A little broken, a little wrecked, a little hated by a few at times, I enjoy. It is liberating and balancing.
I talked a lot. I am indebted to any chaos as it ends up imparting me pearls. And I realise, a talk is just a talk, mostly values not more than a noise. I am living the truth, would I care for the noise? Life is here with all its grace and hideousness. Noise is a lie. My life might shatter, just imagine for a second, and add more to the noise, still it affects nothing, affects none. Life grows then grows regardless of noises. Relations, life – everything about it can only be lived and not talked. Don’t live it and the relation is nowhere. It is just a name. When you live, you don’t demand, force or ask. No ugliness, but you have it.
No relation is founded on breaking others. It breaks itself then. Only relation that is based on creating troubles is ignominy, hatred. Ironically, it still has the same name. The excuse for not understanding, does help–in breaking it. It still has the same name.
And this noise adds to my amusement but I do nothing. Because, the mirror is capable of showing the viewer only, I am busy here with myself. But I do watch the chaos, someone posting Buddha quotes, someone another. Not for oneself but for others, as Buddha did! I observe the person in a hope of having a glimpse at Buddha, doing what Buddha did. All goes in vain, lies, what hasn’t been lived. I see efforts to hide this truth, hide that truth. Ah, adds more noise to the surrounding. Fear is all what I discover. But there’s nothing wrong with it, till you keep growing. I have been this wrecked too.
Truth radiates, it’s lived, experienced and felt. Moments when I conceived my baby, when I held her in my arms, when I fed my daughter from my breast, for the first time. And I watch her growing up everyday. In chopping vegetables, and reading books, the truth is being experienced.
The moment I found I am managing his or her opinion, talk, I quit. You don’t owe any explanation to the world about anything which doesn’t fall into your individual space. Any relation can not become the person but will stay as a relation.
Names of relation mean nothing till it isn’t lived. You cannot bring it to the stage and show it to the world what isn’t there. And the stage is not the place to live it for sure. Care and concern comes with understanding which is not possible without acceptance. When you accept, where’s the place for explanations? For no one in the world deserves to be treated as an object and possessed. It’s the care, that binds. Yet, it is freeing. And it will show up on the stage too.

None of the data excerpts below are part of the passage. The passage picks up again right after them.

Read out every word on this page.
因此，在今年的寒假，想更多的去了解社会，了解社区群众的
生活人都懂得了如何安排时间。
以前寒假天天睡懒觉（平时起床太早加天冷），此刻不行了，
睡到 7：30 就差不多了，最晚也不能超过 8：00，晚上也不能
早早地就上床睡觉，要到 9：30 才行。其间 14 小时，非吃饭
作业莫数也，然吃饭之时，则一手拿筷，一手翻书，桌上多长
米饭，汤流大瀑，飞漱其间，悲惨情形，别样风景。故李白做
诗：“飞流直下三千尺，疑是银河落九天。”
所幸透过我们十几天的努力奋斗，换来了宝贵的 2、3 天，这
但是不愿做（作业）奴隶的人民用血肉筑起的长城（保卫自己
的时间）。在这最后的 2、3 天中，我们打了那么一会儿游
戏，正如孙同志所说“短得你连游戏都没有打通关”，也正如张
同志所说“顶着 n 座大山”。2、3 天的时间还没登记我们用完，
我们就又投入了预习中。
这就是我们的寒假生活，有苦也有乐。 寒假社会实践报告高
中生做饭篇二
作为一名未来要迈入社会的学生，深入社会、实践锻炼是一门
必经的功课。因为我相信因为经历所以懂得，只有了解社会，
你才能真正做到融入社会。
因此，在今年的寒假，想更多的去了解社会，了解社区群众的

We cannot imitate anyone else’s relation. We can have our own with everyone. Else, it will only be a competition then. Competition brings competitors and not friends or family. Competition too needs to be interesting and amusing enough to lure the competitors. So keeping it healthy, showing respect is the key.
And lastly, can noise bother me? Not a bit! Another realisation, noise or words are not the truth but their beauty is, I can beautify the surrounding, play with it. There’s much to learn, to excel, to grow a little better. Myriad of possibilities entice me.